Largest product of three numbers in a list

Given a list of numbers, return the largest product that can be made using three of the numbers in the list. The only way that negatives can be involved in creating the product is if there are two large negatives. Sorting the array would put those large negatives at the front and smaller negatives at the end.

If we are using negatives in the answer, we would only use the two largest negatives and the largest positive. If the answer uses only positives, all those values will be at the end of the sorted array. Thus, we can compare the result of a possible solution involving negatives and a possible solution using positives, and return the largest of those two.

Approach

Sort the array. Compare the result of the solution using negatives versus the result of the solution using only positives. Return the largest.

JS

const largestProduct = (arr) => {
  arr.sort((a, b) => a - b);
  // arr[0] * arr[1] * arr[arr.length - 1]
  const possTwoLargeNegative = arr[0] * arr[1] * arr[arr.length - 1];
  // product of biggest three numbers
  const traditionalLargest = arr.slice(-3).reduce((m, i) => m * i);
  return Math.max(possTwoLargeNegative, traditionalLargest);
}

We use the built-in sort to sort the array in ascending order. Negatives will be at the front of the array, with larger negatives nearer the front. Then we simply multiply out the possibilities, and return the largest of the two.

Go

package main

import (
	"fmt"
	"math"
	"sort"
)

func main() {
	nums := []int{-7, 3, 4, -6, 10, 1}
	ans := largestProductOfThree(nums)
	fmt.Println(ans)
}

func largestProductOfThree(nums []int) float64 {
  if (len(nums)) < 3 {
    var p int
    for _, v := range nums {
      p = v * p
    }
    return p
  }
	sort.Ints(nums)
	possNeg := nums[0] * nums[1] * nums[len(nums) - 1]
	// can reverse here but not necessarily worth it
	rev := nums[len(nums) - 3] * nums[len(nums) - 2] * nums[len(nums) - 1]
	return math.Max(float64(possNeg), float64(rev))
}

We start with a check for an edge-case, which is if the slice we are given is fewer than three numbers.

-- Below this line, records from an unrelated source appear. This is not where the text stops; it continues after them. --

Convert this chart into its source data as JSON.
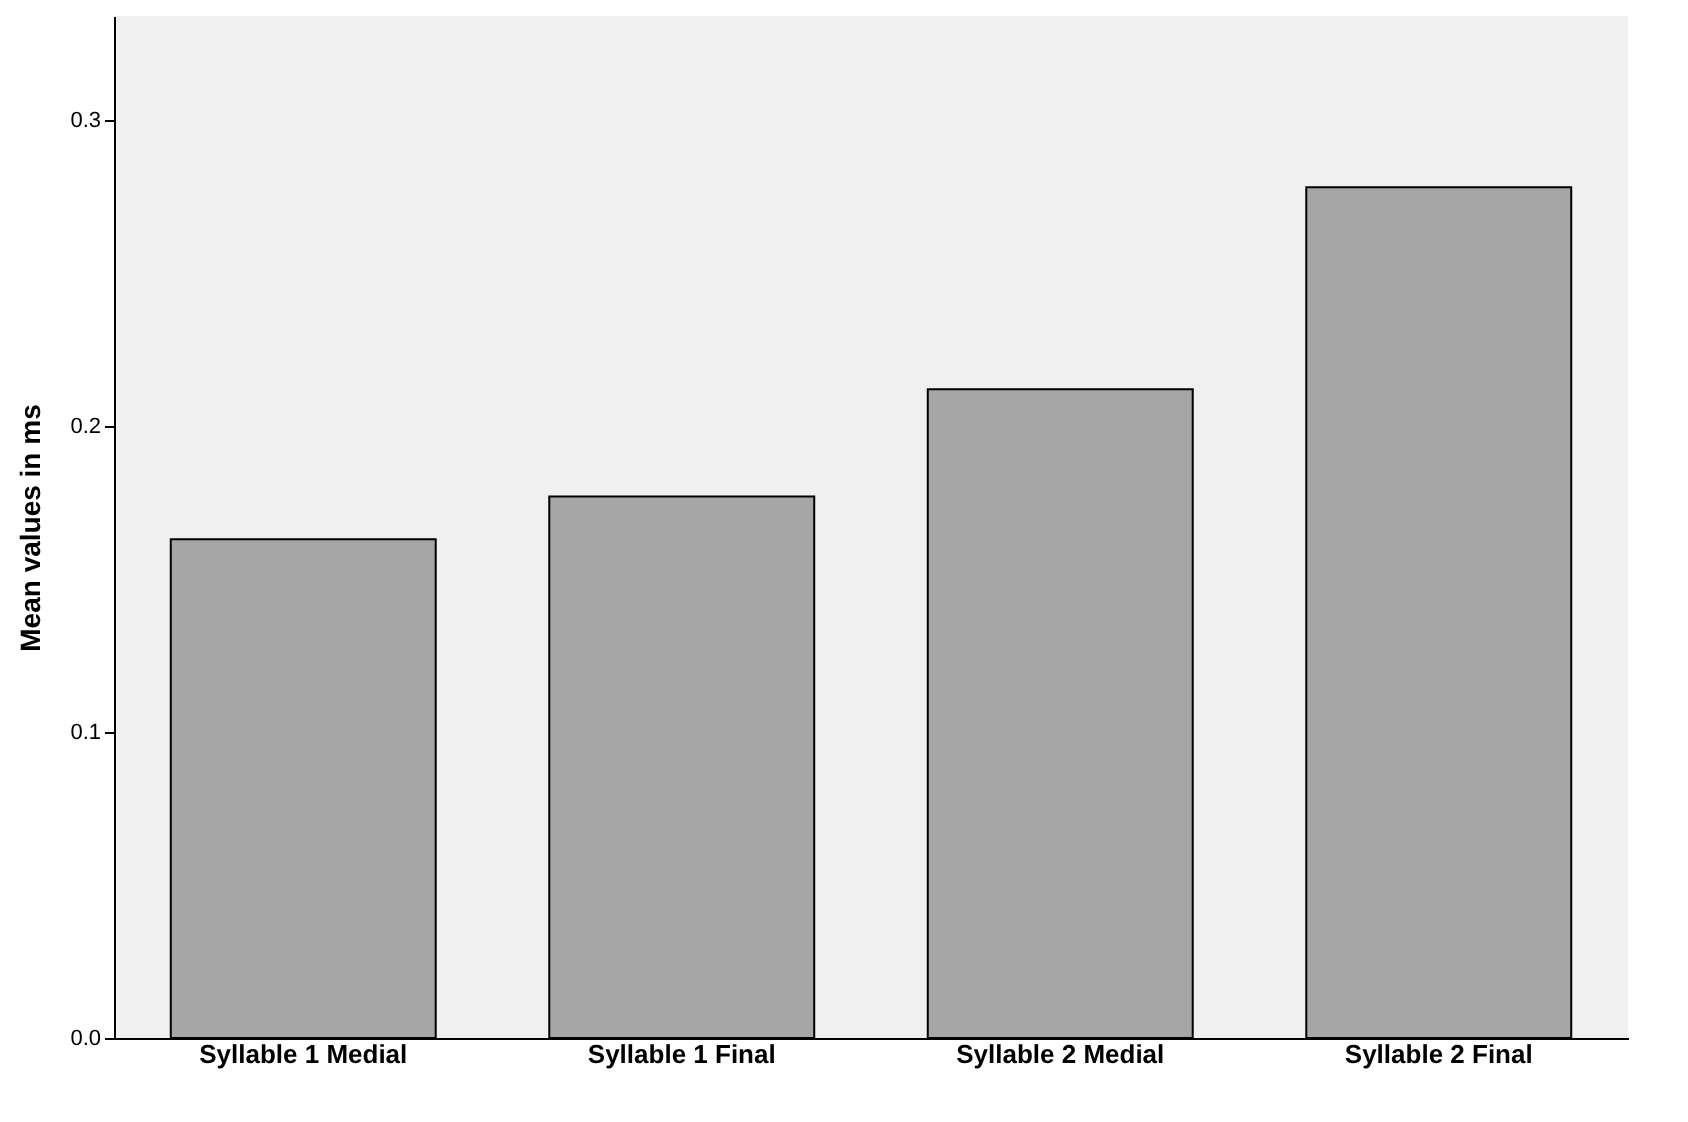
{
  "chart_data": {
    "type": "bar",
    "ylabel": "Mean values in ms",
    "categories": [
      "Syllable 1 Medial",
      "Syllable 1 Final",
      "Syllable 2 Medial",
      "Syllable 2 Final"
    ],
    "values": [
      0.163,
      0.177,
      0.212,
      0.278
    ],
    "color": "#a6a6a6",
    "ylim": [
      0,
      0.334
    ],
    "yticks": [
      {
        "value": 0,
        "label": "0.0"
      },
      {
        "value": 0.1,
        "label": "0.1"
      },
      {
        "value": 0.2,
        "label": "0.2"
      },
      {
        "value": 0.3,
        "label": "0.3"
      }
    ],
    "grid": false
  }
}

We use the built-in sort in Go to order our slice from smallest to largest. We could reverse the sorted slice and multiply the first three elements, but that involves a lot of operations that aren't really necessary. We could also create a new variable to hold the last three numbers of the slice, which would add space complexity. Instead, we just look up those values by index.

Summary

A tricky problem if you think too hard about it. This one is more easily understood by inspecting the sorted array and thinking about the different possible combinations of negative and positive numbers that would yield the maximum possible product. This one can definitely be a real head scratcher for some!